To mark the centenary of the outset of World War I, INED has published Bouleversements démographiques de la Grande Guerre, a collection of texts that analyse the consequences of the conflict on the French population at different periods and in connection with a variety of phenomena.
A massive slaughter
The extent of the human losses, both civilian and military, caused by World War I (1914-1918) have often led to speaking of this war as a slaughter, a massive sacrifice of life. The data and analysis of those data justify using such terms.
An average estimate is that the Great War caused nearly 10 million deaths, including
- over 2 million Germans,
- nearly 2 million Russians,
- nearly 1.5 million French,
- 800,000 Britons,
- 650,000 Italians.
Among the allies and with the exception of Serbia, France was the country to suffer the greatest number of deaths in relation to its total population.
When injured, missing, and captured soldiers are added to military deaths (total military losses), we see that the central empires took the greatest losses, while among the allies, Serbia paid the highest toll (Figure 1).
The most highly populated countries were generally not the ones to suffer the heaviest losses. However, losses seem perfectly proportional to number of soldiers engaged, and there is a similar if somewhat less marked correlation to the size of the given population’s labour force.
Demographic mortality and vitality
Conceived by Martine Rousso-Rossmann and edited by Jean-Marc Rohrbasser, Bouleversements démographiques de la Grande Guerre allows for measuring the magnitude of this slaughter and its effects on the French population.
In Part I, entitled “Les sacrifices de la guerre” [what the war sacrificed] François Héran presents a demographic assessment of the Great War (“bilan démographique de la Grande Guerre”) using the most recent and reliable sources. Jacques Vallin then analyses mortality by generation in France. In the following chapter, France Meslé highlights and examines the particular problem of calculating infant mortality indices in a time of war.

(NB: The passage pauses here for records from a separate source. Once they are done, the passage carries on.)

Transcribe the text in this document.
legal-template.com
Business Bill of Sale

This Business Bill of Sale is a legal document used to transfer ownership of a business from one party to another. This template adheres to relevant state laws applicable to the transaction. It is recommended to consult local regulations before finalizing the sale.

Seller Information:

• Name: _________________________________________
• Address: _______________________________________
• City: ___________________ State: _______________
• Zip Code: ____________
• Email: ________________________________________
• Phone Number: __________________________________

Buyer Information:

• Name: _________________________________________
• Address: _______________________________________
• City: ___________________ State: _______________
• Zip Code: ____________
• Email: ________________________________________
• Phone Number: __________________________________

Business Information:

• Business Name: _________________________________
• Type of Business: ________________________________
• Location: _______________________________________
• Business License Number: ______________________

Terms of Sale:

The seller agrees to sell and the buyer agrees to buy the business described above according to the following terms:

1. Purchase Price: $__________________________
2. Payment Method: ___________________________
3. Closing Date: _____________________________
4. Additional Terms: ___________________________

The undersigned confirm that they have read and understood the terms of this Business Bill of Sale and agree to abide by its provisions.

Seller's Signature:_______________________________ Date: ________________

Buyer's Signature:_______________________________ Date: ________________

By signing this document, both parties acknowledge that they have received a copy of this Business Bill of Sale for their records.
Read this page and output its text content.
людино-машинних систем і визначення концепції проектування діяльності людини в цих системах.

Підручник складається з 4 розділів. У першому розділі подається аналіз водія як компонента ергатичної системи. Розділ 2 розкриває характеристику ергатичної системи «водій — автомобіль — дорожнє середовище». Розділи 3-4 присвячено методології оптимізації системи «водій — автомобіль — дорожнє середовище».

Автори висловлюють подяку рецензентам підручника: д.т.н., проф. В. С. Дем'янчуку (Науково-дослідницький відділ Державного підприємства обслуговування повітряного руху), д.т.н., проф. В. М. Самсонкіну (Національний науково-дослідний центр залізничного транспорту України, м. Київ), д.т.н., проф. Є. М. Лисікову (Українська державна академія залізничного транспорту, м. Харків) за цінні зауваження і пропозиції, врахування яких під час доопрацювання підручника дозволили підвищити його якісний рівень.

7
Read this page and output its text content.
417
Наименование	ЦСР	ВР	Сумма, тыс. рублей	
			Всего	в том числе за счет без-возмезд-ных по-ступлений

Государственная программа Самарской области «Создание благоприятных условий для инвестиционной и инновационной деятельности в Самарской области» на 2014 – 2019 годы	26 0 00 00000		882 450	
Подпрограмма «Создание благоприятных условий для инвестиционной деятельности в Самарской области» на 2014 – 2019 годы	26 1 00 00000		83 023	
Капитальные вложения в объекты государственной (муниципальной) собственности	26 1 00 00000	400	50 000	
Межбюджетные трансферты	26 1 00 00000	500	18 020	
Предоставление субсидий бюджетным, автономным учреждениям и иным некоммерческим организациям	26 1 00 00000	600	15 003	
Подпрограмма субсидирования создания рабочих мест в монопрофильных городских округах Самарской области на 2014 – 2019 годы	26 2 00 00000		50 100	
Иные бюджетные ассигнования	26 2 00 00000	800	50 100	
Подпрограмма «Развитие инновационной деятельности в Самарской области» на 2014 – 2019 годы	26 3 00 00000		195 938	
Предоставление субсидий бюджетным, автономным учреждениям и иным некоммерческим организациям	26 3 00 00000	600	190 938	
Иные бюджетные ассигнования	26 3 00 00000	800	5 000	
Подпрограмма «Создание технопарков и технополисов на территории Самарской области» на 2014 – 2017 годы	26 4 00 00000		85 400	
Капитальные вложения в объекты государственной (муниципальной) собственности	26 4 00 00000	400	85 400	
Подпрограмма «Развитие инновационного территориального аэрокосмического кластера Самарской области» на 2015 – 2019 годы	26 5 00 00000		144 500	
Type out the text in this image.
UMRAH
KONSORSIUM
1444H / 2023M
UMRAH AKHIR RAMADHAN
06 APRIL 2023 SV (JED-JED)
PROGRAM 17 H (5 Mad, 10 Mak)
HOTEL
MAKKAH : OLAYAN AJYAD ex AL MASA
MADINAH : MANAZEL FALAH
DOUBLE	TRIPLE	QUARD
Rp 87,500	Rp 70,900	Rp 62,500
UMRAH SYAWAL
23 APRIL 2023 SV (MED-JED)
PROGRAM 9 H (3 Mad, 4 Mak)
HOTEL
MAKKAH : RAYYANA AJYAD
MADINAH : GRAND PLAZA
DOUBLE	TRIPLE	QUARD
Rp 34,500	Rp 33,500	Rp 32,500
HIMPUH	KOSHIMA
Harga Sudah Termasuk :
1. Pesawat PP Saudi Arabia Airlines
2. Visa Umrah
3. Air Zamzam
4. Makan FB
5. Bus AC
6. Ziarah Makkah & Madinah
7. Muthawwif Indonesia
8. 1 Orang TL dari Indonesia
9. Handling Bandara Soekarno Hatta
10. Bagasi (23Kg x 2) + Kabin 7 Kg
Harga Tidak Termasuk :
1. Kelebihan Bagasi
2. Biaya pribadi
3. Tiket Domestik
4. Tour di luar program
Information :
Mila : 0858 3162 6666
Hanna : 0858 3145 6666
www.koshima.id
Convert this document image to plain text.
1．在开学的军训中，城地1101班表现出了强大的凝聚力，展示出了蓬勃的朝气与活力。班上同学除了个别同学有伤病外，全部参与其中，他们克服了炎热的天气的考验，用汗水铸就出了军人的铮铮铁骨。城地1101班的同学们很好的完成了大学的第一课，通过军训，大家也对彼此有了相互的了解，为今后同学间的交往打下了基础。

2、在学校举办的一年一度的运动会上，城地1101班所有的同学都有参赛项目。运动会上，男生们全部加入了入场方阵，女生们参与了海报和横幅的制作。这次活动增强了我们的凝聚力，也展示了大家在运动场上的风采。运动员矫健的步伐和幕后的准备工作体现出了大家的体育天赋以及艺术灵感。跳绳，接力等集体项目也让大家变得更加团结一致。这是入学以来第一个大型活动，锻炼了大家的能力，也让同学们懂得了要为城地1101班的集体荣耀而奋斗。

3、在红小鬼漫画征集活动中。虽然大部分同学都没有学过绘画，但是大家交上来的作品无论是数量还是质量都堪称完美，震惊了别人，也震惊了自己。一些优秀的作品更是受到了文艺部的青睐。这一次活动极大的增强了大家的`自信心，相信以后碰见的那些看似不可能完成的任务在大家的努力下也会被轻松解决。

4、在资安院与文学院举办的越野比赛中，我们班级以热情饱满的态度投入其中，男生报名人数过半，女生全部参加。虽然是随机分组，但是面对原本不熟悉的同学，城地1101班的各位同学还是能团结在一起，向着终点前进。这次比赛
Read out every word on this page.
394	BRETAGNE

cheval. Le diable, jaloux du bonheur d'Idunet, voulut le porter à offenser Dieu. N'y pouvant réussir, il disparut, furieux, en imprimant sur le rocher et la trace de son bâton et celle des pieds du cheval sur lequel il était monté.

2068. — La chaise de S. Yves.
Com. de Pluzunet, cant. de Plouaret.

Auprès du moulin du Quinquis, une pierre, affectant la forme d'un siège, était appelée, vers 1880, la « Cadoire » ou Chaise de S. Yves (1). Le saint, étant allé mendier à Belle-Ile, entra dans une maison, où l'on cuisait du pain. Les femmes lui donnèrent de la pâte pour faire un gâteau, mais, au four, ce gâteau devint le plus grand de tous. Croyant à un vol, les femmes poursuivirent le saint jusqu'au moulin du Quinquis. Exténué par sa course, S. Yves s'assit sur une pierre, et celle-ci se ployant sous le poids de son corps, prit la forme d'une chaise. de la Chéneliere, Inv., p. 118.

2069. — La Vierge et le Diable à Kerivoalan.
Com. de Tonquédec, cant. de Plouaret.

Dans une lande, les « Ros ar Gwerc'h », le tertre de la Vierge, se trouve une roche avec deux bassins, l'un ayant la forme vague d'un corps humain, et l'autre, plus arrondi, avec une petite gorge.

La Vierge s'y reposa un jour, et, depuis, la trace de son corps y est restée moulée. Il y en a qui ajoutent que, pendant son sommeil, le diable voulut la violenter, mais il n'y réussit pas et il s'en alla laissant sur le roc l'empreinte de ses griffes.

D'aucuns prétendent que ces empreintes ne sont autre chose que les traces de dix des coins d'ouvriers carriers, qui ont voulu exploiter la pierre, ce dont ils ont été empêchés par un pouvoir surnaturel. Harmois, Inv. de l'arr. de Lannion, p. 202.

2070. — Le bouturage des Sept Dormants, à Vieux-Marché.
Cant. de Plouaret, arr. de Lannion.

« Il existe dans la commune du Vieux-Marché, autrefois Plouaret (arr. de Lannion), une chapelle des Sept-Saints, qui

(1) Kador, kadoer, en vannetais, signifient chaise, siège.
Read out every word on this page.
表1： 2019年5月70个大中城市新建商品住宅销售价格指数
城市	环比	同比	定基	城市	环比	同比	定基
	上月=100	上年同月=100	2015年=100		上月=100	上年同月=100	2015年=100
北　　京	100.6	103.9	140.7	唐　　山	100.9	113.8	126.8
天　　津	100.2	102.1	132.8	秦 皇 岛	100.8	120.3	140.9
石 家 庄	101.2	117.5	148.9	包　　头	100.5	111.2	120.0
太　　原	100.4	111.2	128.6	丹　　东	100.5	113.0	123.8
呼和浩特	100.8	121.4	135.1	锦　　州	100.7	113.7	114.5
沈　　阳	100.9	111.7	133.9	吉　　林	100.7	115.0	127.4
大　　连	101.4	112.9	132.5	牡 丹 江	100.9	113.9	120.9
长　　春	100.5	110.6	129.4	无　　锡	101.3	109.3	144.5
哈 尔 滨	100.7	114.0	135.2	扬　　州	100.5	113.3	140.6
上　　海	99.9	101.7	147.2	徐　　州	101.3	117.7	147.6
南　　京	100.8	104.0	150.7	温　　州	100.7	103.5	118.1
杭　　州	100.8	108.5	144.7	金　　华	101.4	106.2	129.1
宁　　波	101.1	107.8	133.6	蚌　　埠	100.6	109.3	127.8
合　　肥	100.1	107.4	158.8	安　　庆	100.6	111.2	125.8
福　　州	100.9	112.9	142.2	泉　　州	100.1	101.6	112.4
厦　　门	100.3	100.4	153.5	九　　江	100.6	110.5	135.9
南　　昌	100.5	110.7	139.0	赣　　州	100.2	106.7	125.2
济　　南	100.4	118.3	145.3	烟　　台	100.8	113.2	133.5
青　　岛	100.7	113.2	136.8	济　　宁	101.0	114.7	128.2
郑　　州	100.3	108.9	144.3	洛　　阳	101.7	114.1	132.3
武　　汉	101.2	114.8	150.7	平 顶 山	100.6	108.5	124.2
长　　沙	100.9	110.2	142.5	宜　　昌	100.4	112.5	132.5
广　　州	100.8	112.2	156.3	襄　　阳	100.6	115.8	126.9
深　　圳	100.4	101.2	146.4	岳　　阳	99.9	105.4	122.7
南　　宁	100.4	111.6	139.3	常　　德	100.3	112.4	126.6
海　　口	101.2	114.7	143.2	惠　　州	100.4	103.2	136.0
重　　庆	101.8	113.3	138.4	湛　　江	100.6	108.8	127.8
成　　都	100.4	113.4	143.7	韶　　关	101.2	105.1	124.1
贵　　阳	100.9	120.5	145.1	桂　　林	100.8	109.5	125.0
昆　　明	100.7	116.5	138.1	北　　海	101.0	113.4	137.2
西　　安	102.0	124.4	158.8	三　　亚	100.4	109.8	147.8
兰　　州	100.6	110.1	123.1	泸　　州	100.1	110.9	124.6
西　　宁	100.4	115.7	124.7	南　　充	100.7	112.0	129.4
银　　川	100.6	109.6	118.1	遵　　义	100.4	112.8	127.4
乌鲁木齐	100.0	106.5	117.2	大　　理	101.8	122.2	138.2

Part II, “La vie malgré tout” [life despite all], studies how the population experienced this trauma. Louis Henry examines what became of young women who had lost their betrothed to the war and widows of remarrying age. Patrick Festy focuses on the war’s impact on French fertility. Peggy Bette studies the particular case of widows and widowhood in Lyon from 1914 to 1924.
Demography in time of war
The first chapter of the book is separate from the rest. It was written by Charles Gide, an economist, in 1916, a moment that he did not know was the central period of the conflict. In a text that is of not only historical but methodological value, he examines how the French population was being redistributed. How are the dead to be counted? And how best to envision population reconstruction?
By taking into account the entire range of demographic consequences brought about by the Great War, this work offers a rare synthesis—the realities and problems discussed in it are seldom handled together—and perhaps the necessary distance for analysing an exceptional historical situation through the prism of demography.